Que fera-t-on de cette crise ?
Rien.
C’est leur but, que tout reprenne comme avant : « Comment est-ce que l’on fait pour redémarrer notre économie au lendemain de cette crise ? » s’interroge Bruno Le Maire. Et il nous sert un couplet connu, refrain automatique, répété par lui et les siens depuis des décennies : « Toutes ces mesures sont faites avec une idée très simple : il faut que l’économie puisse redémarrer très fort… Nous avons la capacité de rebondir… Un plan de relance est prévu, et nous y travaillons… pour que, dès que nous serons sortis de la crise, la machine économique redémarre le plus vite possible… »

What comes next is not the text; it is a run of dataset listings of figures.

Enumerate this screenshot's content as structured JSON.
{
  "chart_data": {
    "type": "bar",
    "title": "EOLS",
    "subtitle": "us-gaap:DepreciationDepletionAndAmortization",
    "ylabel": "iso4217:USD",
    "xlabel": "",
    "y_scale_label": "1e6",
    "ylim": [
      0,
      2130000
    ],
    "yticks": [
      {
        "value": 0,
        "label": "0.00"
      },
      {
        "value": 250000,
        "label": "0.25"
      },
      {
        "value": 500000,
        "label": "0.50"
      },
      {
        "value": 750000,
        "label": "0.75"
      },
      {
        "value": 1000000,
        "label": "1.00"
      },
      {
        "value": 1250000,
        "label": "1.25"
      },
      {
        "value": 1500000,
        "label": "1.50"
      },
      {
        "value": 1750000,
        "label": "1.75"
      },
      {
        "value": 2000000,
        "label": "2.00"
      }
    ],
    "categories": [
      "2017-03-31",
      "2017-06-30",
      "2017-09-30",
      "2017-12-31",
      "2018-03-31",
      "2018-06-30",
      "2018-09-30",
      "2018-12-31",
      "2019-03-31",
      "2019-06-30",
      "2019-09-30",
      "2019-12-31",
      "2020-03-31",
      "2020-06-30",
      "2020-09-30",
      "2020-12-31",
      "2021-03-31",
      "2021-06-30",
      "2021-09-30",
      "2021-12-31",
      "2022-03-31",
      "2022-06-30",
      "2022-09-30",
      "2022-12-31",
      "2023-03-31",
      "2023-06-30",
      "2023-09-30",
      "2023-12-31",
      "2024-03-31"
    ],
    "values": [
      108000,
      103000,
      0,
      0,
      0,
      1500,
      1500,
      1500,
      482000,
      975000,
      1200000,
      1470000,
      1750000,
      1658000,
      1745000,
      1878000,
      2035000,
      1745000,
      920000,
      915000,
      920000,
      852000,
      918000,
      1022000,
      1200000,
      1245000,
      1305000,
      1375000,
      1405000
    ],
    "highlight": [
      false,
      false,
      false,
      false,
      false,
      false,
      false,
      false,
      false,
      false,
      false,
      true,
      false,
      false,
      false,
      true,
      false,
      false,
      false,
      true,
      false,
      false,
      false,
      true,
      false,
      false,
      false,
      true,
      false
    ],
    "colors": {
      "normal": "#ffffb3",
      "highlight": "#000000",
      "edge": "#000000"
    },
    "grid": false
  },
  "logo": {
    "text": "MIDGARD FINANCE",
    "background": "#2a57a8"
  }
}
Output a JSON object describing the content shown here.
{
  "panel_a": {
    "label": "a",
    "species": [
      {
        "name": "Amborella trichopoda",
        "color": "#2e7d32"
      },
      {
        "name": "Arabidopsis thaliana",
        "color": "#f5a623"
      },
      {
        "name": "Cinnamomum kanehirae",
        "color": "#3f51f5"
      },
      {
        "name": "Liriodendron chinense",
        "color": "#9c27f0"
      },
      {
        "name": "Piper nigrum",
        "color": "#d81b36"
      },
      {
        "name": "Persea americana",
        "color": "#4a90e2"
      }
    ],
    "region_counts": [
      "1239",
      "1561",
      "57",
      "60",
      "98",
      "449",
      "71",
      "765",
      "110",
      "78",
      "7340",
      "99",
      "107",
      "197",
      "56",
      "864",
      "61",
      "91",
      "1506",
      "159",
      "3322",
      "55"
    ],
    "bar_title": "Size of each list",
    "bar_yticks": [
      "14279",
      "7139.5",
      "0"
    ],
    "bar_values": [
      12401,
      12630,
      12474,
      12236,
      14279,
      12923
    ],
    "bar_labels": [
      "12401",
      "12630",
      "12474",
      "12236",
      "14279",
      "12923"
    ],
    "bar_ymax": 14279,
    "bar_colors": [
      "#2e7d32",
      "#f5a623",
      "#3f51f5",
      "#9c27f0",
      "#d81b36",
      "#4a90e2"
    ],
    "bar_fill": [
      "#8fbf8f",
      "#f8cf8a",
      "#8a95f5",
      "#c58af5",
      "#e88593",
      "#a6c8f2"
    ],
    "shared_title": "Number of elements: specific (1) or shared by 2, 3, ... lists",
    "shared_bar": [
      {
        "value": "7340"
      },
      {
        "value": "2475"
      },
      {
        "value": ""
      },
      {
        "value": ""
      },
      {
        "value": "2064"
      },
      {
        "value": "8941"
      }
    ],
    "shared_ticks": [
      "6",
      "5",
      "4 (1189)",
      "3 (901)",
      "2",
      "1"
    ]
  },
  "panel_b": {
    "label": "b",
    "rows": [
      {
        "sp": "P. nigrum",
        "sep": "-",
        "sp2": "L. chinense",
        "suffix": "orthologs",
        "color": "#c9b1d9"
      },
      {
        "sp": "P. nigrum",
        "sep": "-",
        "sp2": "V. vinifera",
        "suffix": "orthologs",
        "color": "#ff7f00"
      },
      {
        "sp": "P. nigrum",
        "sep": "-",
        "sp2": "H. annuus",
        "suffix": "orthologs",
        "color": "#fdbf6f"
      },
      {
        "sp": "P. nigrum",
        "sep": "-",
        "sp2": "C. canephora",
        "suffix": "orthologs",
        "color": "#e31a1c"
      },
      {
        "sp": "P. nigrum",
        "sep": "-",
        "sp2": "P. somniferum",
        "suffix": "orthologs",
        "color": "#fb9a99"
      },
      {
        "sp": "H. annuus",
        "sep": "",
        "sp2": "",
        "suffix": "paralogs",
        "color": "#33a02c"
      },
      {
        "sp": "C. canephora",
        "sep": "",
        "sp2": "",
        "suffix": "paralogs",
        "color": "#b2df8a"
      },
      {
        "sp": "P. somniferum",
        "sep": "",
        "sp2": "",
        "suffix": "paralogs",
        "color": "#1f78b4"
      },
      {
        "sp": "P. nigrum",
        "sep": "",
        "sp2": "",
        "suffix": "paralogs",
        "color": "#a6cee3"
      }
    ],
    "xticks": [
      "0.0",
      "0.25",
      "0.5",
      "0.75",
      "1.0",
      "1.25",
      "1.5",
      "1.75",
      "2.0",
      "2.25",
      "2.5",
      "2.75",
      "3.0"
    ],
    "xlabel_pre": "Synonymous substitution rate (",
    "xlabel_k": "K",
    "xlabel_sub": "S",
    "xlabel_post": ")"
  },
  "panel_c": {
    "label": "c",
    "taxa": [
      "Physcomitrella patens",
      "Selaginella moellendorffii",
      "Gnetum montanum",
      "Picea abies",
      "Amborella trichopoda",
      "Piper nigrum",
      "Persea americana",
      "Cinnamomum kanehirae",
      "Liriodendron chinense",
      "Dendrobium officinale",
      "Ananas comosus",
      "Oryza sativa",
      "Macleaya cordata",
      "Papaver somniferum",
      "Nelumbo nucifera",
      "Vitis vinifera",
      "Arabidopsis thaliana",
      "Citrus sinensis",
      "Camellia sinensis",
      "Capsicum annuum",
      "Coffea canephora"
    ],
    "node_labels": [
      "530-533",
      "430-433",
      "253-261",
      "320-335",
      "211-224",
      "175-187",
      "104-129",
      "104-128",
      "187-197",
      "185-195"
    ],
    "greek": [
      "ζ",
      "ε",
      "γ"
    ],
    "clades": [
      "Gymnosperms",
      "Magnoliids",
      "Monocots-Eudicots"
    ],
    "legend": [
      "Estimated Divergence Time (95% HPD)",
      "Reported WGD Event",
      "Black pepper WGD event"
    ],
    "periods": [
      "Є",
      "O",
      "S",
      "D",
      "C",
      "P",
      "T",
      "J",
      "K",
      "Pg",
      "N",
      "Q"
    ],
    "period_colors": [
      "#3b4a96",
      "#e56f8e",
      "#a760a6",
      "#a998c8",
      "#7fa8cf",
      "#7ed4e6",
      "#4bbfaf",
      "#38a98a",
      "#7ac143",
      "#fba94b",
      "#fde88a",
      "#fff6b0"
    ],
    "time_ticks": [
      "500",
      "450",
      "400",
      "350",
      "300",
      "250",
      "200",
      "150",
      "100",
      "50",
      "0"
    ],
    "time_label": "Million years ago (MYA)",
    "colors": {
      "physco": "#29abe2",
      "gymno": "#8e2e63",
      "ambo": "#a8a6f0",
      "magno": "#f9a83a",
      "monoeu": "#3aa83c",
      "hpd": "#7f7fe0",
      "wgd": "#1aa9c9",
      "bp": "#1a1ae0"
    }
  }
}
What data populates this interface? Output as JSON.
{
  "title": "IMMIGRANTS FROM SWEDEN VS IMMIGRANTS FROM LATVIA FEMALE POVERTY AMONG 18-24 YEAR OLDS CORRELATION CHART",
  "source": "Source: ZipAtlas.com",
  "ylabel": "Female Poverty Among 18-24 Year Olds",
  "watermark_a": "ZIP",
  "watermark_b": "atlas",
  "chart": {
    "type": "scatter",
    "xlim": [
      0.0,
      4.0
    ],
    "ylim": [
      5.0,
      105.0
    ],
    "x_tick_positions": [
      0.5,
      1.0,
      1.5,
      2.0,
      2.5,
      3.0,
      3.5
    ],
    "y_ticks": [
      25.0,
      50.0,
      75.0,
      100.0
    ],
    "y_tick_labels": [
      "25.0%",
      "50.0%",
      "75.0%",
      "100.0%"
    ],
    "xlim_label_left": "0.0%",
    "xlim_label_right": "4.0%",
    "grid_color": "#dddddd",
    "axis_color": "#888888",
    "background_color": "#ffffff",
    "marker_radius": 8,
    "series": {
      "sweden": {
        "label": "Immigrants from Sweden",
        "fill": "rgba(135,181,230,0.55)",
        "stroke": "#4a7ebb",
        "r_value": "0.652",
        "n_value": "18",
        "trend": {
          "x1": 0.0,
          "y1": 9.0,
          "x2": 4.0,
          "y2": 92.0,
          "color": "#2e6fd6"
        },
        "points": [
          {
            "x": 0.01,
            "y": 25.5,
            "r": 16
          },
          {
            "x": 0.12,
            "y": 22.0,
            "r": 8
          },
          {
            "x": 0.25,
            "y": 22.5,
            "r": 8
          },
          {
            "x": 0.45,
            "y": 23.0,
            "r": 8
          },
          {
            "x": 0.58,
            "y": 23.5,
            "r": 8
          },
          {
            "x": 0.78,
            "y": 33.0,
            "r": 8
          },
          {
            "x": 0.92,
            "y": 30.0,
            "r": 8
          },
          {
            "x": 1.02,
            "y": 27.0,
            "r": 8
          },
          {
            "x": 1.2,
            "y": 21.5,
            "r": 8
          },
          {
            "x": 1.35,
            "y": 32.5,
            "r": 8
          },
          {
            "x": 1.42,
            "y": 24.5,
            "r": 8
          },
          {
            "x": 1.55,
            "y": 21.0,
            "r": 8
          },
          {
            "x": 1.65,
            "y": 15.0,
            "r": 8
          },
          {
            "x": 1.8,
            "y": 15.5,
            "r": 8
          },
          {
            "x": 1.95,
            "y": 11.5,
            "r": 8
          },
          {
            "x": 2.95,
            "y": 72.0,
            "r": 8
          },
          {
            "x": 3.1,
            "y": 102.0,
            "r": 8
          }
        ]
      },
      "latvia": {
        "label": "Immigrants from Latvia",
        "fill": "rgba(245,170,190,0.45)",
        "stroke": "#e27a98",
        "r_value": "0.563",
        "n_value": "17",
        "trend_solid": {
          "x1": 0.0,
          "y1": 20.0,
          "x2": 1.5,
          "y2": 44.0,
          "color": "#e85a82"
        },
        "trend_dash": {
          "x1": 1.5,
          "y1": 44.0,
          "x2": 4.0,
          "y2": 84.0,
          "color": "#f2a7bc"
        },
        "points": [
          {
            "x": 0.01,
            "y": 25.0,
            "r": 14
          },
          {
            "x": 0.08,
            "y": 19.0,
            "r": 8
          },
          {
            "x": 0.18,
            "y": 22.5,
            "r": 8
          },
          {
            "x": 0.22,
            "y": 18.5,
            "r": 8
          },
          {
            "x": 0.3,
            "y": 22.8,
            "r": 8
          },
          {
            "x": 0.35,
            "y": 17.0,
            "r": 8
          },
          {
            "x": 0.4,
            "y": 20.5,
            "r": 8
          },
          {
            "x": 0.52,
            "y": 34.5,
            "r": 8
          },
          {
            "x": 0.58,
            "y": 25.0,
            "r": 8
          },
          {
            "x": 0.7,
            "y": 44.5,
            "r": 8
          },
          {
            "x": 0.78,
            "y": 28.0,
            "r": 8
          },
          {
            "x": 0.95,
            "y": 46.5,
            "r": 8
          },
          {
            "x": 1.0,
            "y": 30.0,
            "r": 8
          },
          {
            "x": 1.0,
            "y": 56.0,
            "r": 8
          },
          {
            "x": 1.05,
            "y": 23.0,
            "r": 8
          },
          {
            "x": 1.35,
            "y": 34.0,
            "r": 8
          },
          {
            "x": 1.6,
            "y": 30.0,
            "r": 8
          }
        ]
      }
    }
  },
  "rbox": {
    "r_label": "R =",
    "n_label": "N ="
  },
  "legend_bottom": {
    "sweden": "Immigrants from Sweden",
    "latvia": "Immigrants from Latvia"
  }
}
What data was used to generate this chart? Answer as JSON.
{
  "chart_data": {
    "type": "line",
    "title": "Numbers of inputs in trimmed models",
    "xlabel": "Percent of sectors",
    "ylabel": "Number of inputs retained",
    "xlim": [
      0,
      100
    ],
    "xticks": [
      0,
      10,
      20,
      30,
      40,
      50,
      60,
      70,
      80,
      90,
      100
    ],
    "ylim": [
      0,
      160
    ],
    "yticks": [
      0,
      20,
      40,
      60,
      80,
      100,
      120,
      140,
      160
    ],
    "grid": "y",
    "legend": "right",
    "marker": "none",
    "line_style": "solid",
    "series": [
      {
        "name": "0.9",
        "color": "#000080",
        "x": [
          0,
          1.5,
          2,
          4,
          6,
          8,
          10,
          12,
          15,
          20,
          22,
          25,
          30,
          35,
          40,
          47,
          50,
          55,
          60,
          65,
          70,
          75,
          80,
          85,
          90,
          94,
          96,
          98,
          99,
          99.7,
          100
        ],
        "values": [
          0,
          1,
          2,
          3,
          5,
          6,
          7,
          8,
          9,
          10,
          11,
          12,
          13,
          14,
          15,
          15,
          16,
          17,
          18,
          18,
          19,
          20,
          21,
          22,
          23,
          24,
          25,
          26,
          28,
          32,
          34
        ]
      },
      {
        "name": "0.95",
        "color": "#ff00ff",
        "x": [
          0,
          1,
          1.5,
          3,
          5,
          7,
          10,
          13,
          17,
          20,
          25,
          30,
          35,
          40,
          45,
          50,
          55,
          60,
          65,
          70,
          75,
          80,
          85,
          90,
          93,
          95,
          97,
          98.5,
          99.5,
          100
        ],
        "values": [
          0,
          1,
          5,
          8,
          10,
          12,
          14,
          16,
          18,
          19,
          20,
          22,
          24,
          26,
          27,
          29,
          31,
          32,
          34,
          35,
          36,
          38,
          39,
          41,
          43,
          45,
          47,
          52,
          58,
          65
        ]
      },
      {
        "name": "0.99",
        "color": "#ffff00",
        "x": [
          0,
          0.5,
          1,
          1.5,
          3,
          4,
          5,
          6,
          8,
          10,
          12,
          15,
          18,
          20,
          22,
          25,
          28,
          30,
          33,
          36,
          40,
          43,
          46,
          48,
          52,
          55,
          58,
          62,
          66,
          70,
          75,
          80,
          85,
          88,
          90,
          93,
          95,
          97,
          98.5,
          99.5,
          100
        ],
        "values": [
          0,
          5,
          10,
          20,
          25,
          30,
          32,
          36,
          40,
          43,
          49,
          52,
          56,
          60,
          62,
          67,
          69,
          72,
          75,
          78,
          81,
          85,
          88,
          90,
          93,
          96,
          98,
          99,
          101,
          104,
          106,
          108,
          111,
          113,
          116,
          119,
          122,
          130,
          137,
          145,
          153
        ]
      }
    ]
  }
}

« Rebondir », « relancer », « redémarrer », « très fort » et « très vite », soit, mais dans quelle direction ? « Il faudra que le pays reparte », nous dit-on encore, mais vers où ? Le sens n’est jamais énoncé, précisé : cette « machine économique » servira-t-elle les hommes, la planète ? Ou mènera-t-elle à notre destruction ? Ne pas poser ces questions, c’est déjà y répondre : que ça reparte, oui, comme avant. Et l’on devine la suite, leur suite, leurs éléments de langage récités en boucle : après ce « choc violent », des « efforts » seront « nécessaires » pour « remonter la pente », point de PIB après point de PIB, il faudra « réduire les déficits ». Les milliards, les centaines de milliards, versés pour que ça « redémarre », pour que ça « relance », pour que ça « rebondisse », nous devrons les payer par des « sacrifices ».
Ce chemin s’annonce douloureux, mais rassurant peut-être, parce que connu : cette autoroute de la pensée, ce boulevard de la politique, nous l’empruntons depuis trente ans. Faisons-leur confiance, alors : pour un retour à l’identique, tel quel, à des nuances près, ils sauront faire. Ils seront les meilleurs, vraiment.
Ou alors, s’ouvre à nous un autre chemin, un sentier à découvrir, incertain : cette crise, c’est un embranchement qui nous est offert, l’occasion d’une bifurcation. Tant qu’à faire. Au point où on en est. Puisqu’on va galérer. Qu’on redonne un sens, une direction, à notre économie, à nos sociétés. Qu’on se prépare pour les prochains soubresauts. Qu’on soit prêts pour le monde d’après.
Car on le pressent.
On le devine.
On le sait, intimement.
Ce Covid-19 n’est qu’un prémisse, une répétition générale, un échauffement avant le réchauffement. Inondations, canicules, tornades, les catastrophes vont se succéder. Les dix plaies d’Égypte seront pour nous : les eaux du fleuve changées en sang et la terre en poussière, les poissons qui périssent et les troupeaux qui se meurent, le pays dévasté par les mouches les sauterelles et les poux, les pustules et les ulcères, la grêle en plein été, la canicule en hiver, trois journées de ténèbres… La nature est déréglée, elle va se venger, elle se venge déjà.
Comment réagirons-nous ?
Par la guerre de tous contre tous ? Par le sauvetage des plus riches, des plus malins, des plus puissants, et par l’oubli, l’agonie des restants ?
Ou par l’entraide, par l’égalité, par la fraternité ? Moins pour tous mais tous pour un ?
La crise apporte à coup sûr le pire, la mort, des morts, mais elle peut amener le meilleur, le renouveau, la renaissance.
C’est dans l’obscurité de la nuit nazie, dans la pire déchéance de la France, que Maurice et les siens ont rédigé « Les Jours heureux ». C’est une crise frumentaire, des disettes dramatiques, le trésor du Royaume à sec, qui ont accouché des cahiers de doléances, puis de la Grande Révolution, d’une secousse d’espérance qui a bouleversé l’Europe et qui continue de nous habiter. C’est la crise de 1929 qui nous a apporté les quarante heures et les congés payés…
Mais la voix passive, « nous a apporté », n’est pas indiquée. Ce sont les Hommes qui font l’histoire. Ce sont les syndicalistes, les militants d’alors, qui ont permis le Front populaire. Cette même crise qui a débouché, en Allemagne, sur le national-socialisme, aux États-Unis sur le New-Deal.
C’est à nous de permettre, pour nous, pour nos enfants, une happy end, dès maintenant, activement.